Slow Cooker Carolina Pork Barbecue (Gluten-Free)

This recipe is a long, long-time Sweet Pea family favorite.  Pulled Pork BBQ...in the slow cooker.  It's been on my blog for years, but I've updated the recipe to include more pictures.

Of course, our favorite way to do pork is in the smoker, but if you don't have hours upon hours to babysit the smoker, this slow cooker meal is a very close second!

It is also one of my favorite meals to share with others, especially families who have had new babies or just need some help with dinner.

My favorite story about this recipe is when I made it for a friend from MOPS who had just had her third baby.  Her husband called me that night to say "thank you!!"  
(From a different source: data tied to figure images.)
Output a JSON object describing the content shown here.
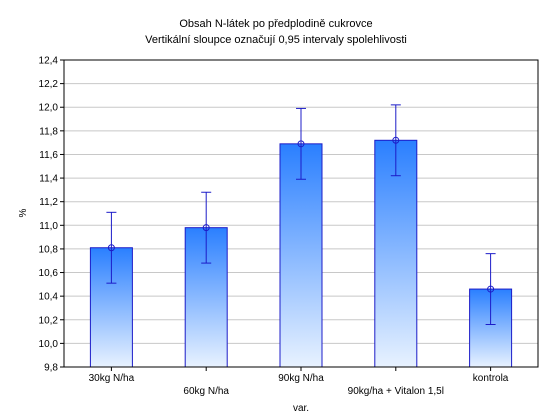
{
  "chart_data": {
    "type": "bar",
    "title": "Obsah N-látek po předplodině cukrovce",
    "subtitle": "Vertikální sloupce označují 0,95 intervaly spolehlivosti",
    "xlabel": "var.",
    "ylabel": "%",
    "categories": [
      "30kg N/ha",
      "60kg N/ha",
      "90kg N/ha",
      "90kg/ha + Vitalon 1,5l",
      "kontrola"
    ],
    "values": [
      10.81,
      10.98,
      11.69,
      11.72,
      10.46
    ],
    "ci_low": [
      10.51,
      10.68,
      11.39,
      11.42,
      10.16
    ],
    "ci_high": [
      11.11,
      11.28,
      11.99,
      12.02,
      10.76
    ],
    "ylim": [
      9.8,
      12.4
    ],
    "yticks": [
      9.8,
      10.0,
      10.2,
      10.4,
      10.6,
      10.8,
      11.0,
      11.2,
      11.4,
      11.6,
      11.8,
      12.0,
      12.2,
      12.4
    ],
    "ytick_labels": [
      "9,8",
      "10,0",
      "10,2",
      "10,4",
      "10,6",
      "10,8",
      "11,0",
      "11,2",
      "11,4",
      "11,6",
      "11,8",
      "12,0",
      "12,2",
      "12,4"
    ],
    "grid": true,
    "colors": {
      "bar_top": "#2a7fff",
      "bar_bottom": "#e8f2ff",
      "bar_stroke": "#1c1cc8",
      "error_bar": "#1c1cc8",
      "grid": "#c8c8c8"
    }
  }
}
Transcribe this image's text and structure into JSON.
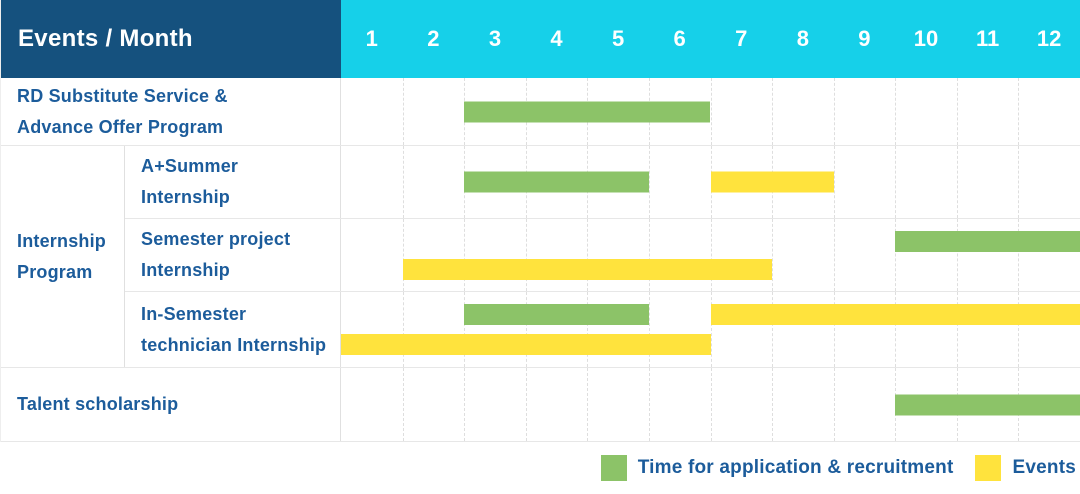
{
  "header": {
    "events_month_label": "Events / Month",
    "months": [
      "1",
      "2",
      "3",
      "4",
      "5",
      "6",
      "7",
      "8",
      "9",
      "10",
      "11",
      "12"
    ]
  },
  "colors": {
    "header_navy": "#15517E",
    "month_cyan": "#16D0E9",
    "label_blue": "#1C5C9B",
    "bar_green": "#8CC368",
    "bar_yellow": "#FFE33D",
    "grid_line": "#E7E7E7",
    "grid_edge": "#E0E0E0",
    "grid_dash": "#DEDEDE"
  },
  "chart_data": {
    "type": "gantt",
    "title": "Events / Month",
    "x_axis": {
      "unit": "month",
      "min": 1,
      "max": 12,
      "ticks": [
        "1",
        "2",
        "3",
        "4",
        "5",
        "6",
        "7",
        "8",
        "9",
        "10",
        "11",
        "12"
      ]
    },
    "group_label": "Internship Program",
    "rows": [
      {
        "label": "RD Substitute Service &\nAdvance Offer Program",
        "group": null,
        "lines": 1,
        "bars": [
          {
            "series": "Time for application & recruitment",
            "color": "green",
            "start_month": 3,
            "end_month": 6,
            "line": 0
          }
        ]
      },
      {
        "label": "A+Summer\nInternship",
        "group": "Internship Program",
        "lines": 1,
        "bars": [
          {
            "series": "Time for application & recruitment",
            "color": "green",
            "start_month": 3,
            "end_month": 5,
            "line": 0
          },
          {
            "series": "Events",
            "color": "yellow",
            "start_month": 7,
            "end_month": 8,
            "line": 0
          }
        ]
      },
      {
        "label": "Semester project\nInternship",
        "group": "Internship Program",
        "lines": 2,
        "bars": [
          {
            "series": "Time for application & recruitment",
            "color": "green",
            "start_month": 10,
            "end_month": 12,
            "line": 0
          },
          {
            "series": "Events",
            "color": "yellow",
            "start_month": 2,
            "end_month": 7,
            "line": 1
          }
        ]
      },
      {
        "label": "In-Semester\ntechnician Internship",
        "group": "Internship Program",
        "lines": 2,
        "bars": [
          {
            "series": "Time for application & recruitment",
            "color": "green",
            "start_month": 3,
            "end_month": 5,
            "line": 0
          },
          {
            "series": "Events",
            "color": "yellow",
            "start_month": 7,
            "end_month": 12,
            "line": 0
          },
          {
            "series": "Events",
            "color": "yellow",
            "start_month": 1,
            "end_month": 6,
            "line": 1
          }
        ]
      },
      {
        "label": "Talent scholarship",
        "group": null,
        "lines": 1,
        "bars": [
          {
            "series": "Time for application & recruitment",
            "color": "green",
            "start_month": 10,
            "end_month": 12,
            "line": 0
          }
        ]
      }
    ],
    "legend": [
      {
        "label": "Time for application & recruitment",
        "color": "green"
      },
      {
        "label": "Events",
        "color": "yellow"
      }
    ]
  }
}
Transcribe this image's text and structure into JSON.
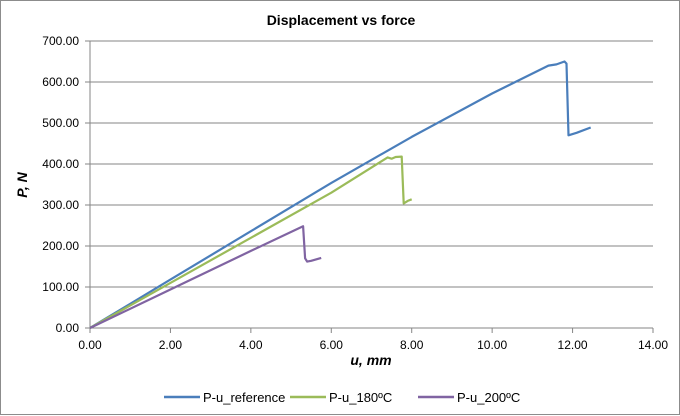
{
  "chart_data": {
    "type": "line",
    "title": "Displacement  vs force",
    "xlabel": "u, mm",
    "ylabel": "P, N",
    "xlim": [
      0,
      14
    ],
    "ylim": [
      0,
      700
    ],
    "x_ticks": [
      "0.00",
      "2.00",
      "4.00",
      "6.00",
      "8.00",
      "10.00",
      "12.00",
      "14.00"
    ],
    "y_ticks": [
      "0.00",
      "100.00",
      "200.00",
      "300.00",
      "400.00",
      "500.00",
      "600.00",
      "700.00"
    ],
    "grid": "horizontal",
    "legend_position": "bottom",
    "series": [
      {
        "name": "P-u_reference",
        "color": "#4a7ebb",
        "points": [
          [
            0,
            0
          ],
          [
            2,
            118
          ],
          [
            4,
            236
          ],
          [
            6,
            354
          ],
          [
            8,
            466
          ],
          [
            10,
            572
          ],
          [
            11.4,
            640
          ],
          [
            11.6,
            643
          ],
          [
            11.8,
            650
          ],
          [
            11.85,
            645
          ],
          [
            11.9,
            470
          ],
          [
            12.1,
            476
          ],
          [
            12.45,
            489
          ]
        ]
      },
      {
        "name": "P-u_180ºC",
        "color": "#9bbb59",
        "points": [
          [
            0,
            0
          ],
          [
            2,
            110
          ],
          [
            4,
            220
          ],
          [
            6,
            330
          ],
          [
            7.4,
            416
          ],
          [
            7.5,
            413
          ],
          [
            7.6,
            417
          ],
          [
            7.75,
            418
          ],
          [
            7.8,
            304
          ],
          [
            7.9,
            310
          ],
          [
            8.0,
            314
          ]
        ]
      },
      {
        "name": "P-u_200ºC",
        "color": "#8064a2",
        "points": [
          [
            0,
            0
          ],
          [
            2,
            94
          ],
          [
            4,
            188
          ],
          [
            5.3,
            248
          ],
          [
            5.35,
            170
          ],
          [
            5.4,
            162
          ],
          [
            5.5,
            164
          ],
          [
            5.75,
            171
          ]
        ]
      }
    ]
  }
}
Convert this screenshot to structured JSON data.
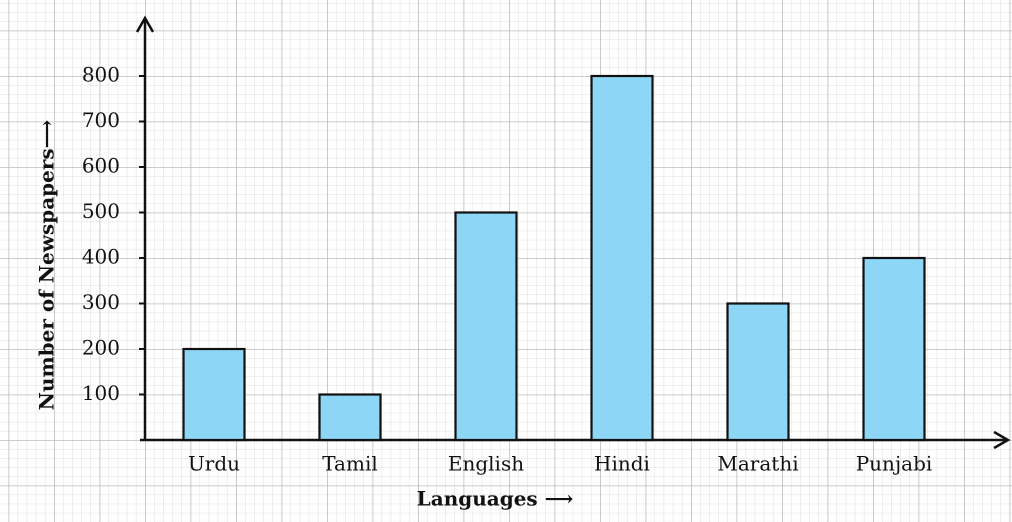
{
  "chart_data": {
    "type": "bar",
    "categories": [
      "Urdu",
      "Tamil",
      "English",
      "Hindi",
      "Marathi",
      "Punjabi"
    ],
    "values": [
      200,
      100,
      500,
      800,
      300,
      400
    ],
    "color": "#8dd6f5",
    "xlabel": "Languages ⟶",
    "ylabel": "Number of Newspapers⟶",
    "ylim": [
      0,
      900
    ],
    "yticks": [
      100,
      200,
      300,
      400,
      500,
      600,
      700,
      800
    ]
  }
}
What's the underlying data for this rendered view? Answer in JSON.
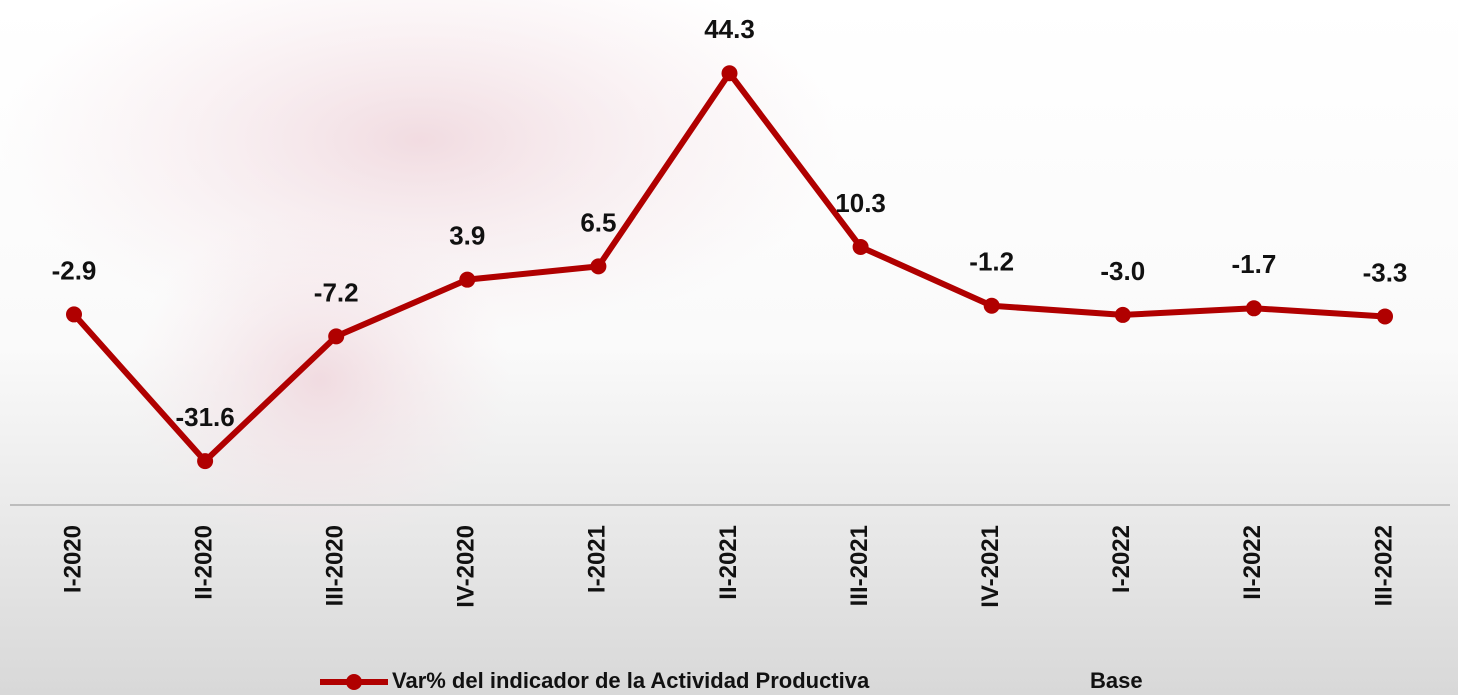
{
  "chart_data": {
    "type": "line",
    "categories": [
      "I-2020",
      "II-2020",
      "III-2020",
      "IV-2020",
      "I-2021",
      "II-2021",
      "III-2021",
      "IV-2021",
      "I-2022",
      "II-2022",
      "III-2022"
    ],
    "series": [
      {
        "name": "Var% del indicador de la Actividad Productiva",
        "color": "#b00000",
        "values": [
          -2.9,
          -31.6,
          -7.2,
          3.9,
          6.5,
          44.3,
          10.3,
          -1.2,
          -3.0,
          -1.7,
          -3.3
        ],
        "value_labels": [
          "-2.9",
          "-31.6",
          "-7.2",
          "3.9",
          "6.5",
          "44.3",
          "10.3",
          "-1.2",
          "-3.0",
          "-1.7",
          "-3.3"
        ]
      },
      {
        "name": "Base",
        "color": "#ffffff"
      }
    ],
    "ylim": [
      -40,
      60
    ]
  }
}
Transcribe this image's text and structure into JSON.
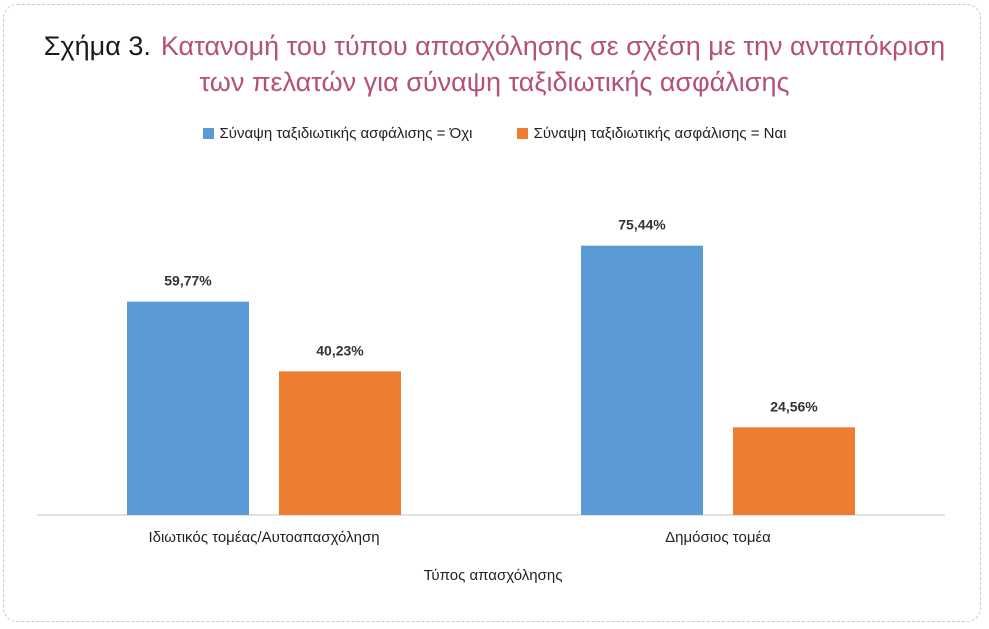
{
  "figure": {
    "prefix": "Σχήμα 3.",
    "title_line1": "Κατανομή του τύπου απασχόλησης σε σχέση με την ανταπόκριση",
    "title_line2": "των πελατών για σύναψη ταξιδιωτικής ασφάλισης"
  },
  "colors": {
    "series_no": "#5b9bd5",
    "series_yes": "#ed7d31",
    "title": "#b5507a",
    "frame": "#c9c9c9"
  },
  "chart_data": {
    "type": "bar",
    "title": "Κατανομή του τύπου απασχόλησης σε σχέση με την ανταπόκριση των πελατών για σύναψη ταξιδιωτικής ασφάλισης",
    "xlabel": "Τύπος απασχόλησης",
    "ylabel": "",
    "categories": [
      "Ιδιωτικός τομέας/Αυτοαπασχόληση",
      "Δημόσιος τομέα"
    ],
    "series": [
      {
        "name": "Σύναψη ταξιδιωτικής ασφάλισης = Όχι",
        "values": [
          59.77,
          75.44
        ],
        "labels": [
          "59,77%",
          "75,44%"
        ],
        "color": "#5b9bd5"
      },
      {
        "name": "Σύναψη ταξιδιωτικής ασφάλισης = Ναι",
        "values": [
          40.23,
          24.56
        ],
        "labels": [
          "40,23%",
          "24,56%"
        ],
        "color": "#ed7d31"
      }
    ],
    "ylim": [
      0,
      100
    ],
    "grid": false,
    "y_axis_visible": false,
    "legend": "top"
  }
}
People, this recipe is goooood.

I can't really take full credit for the recipe, for my sweet Southern husband was the first one to fine tune it.  Thanks honey!

Slow Cooker Carolina Pork Barbecue

1 - 5 to 7ish pound bone-in pork butt or shoulder (my boys get all sorts of giggly if we buy a "butt.")
1-2 medium onions, quartered


Dry Rub:
3 tablespoons brown sugar

1 1/2 tablespoons paprika, preferably smoked paprika (if you can find it)
2 1/2 teaspoons salt
1 teaspoon ground black pepper

Carolina-Style Barbecue Sauce:
1 cup apple cider vinegar
2 tablespoons worchester sauce
1/2 teaspoon red pepper flakes
2 teaspoons sugar
1 teaspoon dry mustard
1 teaspoon garlic powder
1/2 teaspoon salt
1/4 teaspoon cayenne pepper powder


Trim any extra fat from the edge of the pork butt:

Thanks to R for taking this picture...I have yet to figure out how to grow a third hand for pics like this!

Quarter onions and place in the bottom of the slow cooker.  Meanwhile, mix the ingredients for the dry rub in a large bowl:





Add the pork and rub the spices all over it:



Add to the slow cooker.  



Mix ingredients for the Carolina-Style Barbecue Sauce in a jar with a lid, give it a good shake or two, and pour 1/2 of it over the pork:



Cook on LOW for 8-10 hours.  Remove the pork and let rest 15 minutes:



Begin shredding the pork with two forks; it is so tender, it will just fall apart:



Use the remaining sauce for the shredded meat, which you can either serve with or without a bun:



We're loving it without a bun these days...



Serves 12.

Peas and Love,

SPC

2 comments:

Michele Nelson said...

What did you change to make it gluten free?

Sweet Pea Chef said...

It has always been GF, I just am trying to do a better job of noting these things on my recipe posts! Thanks!!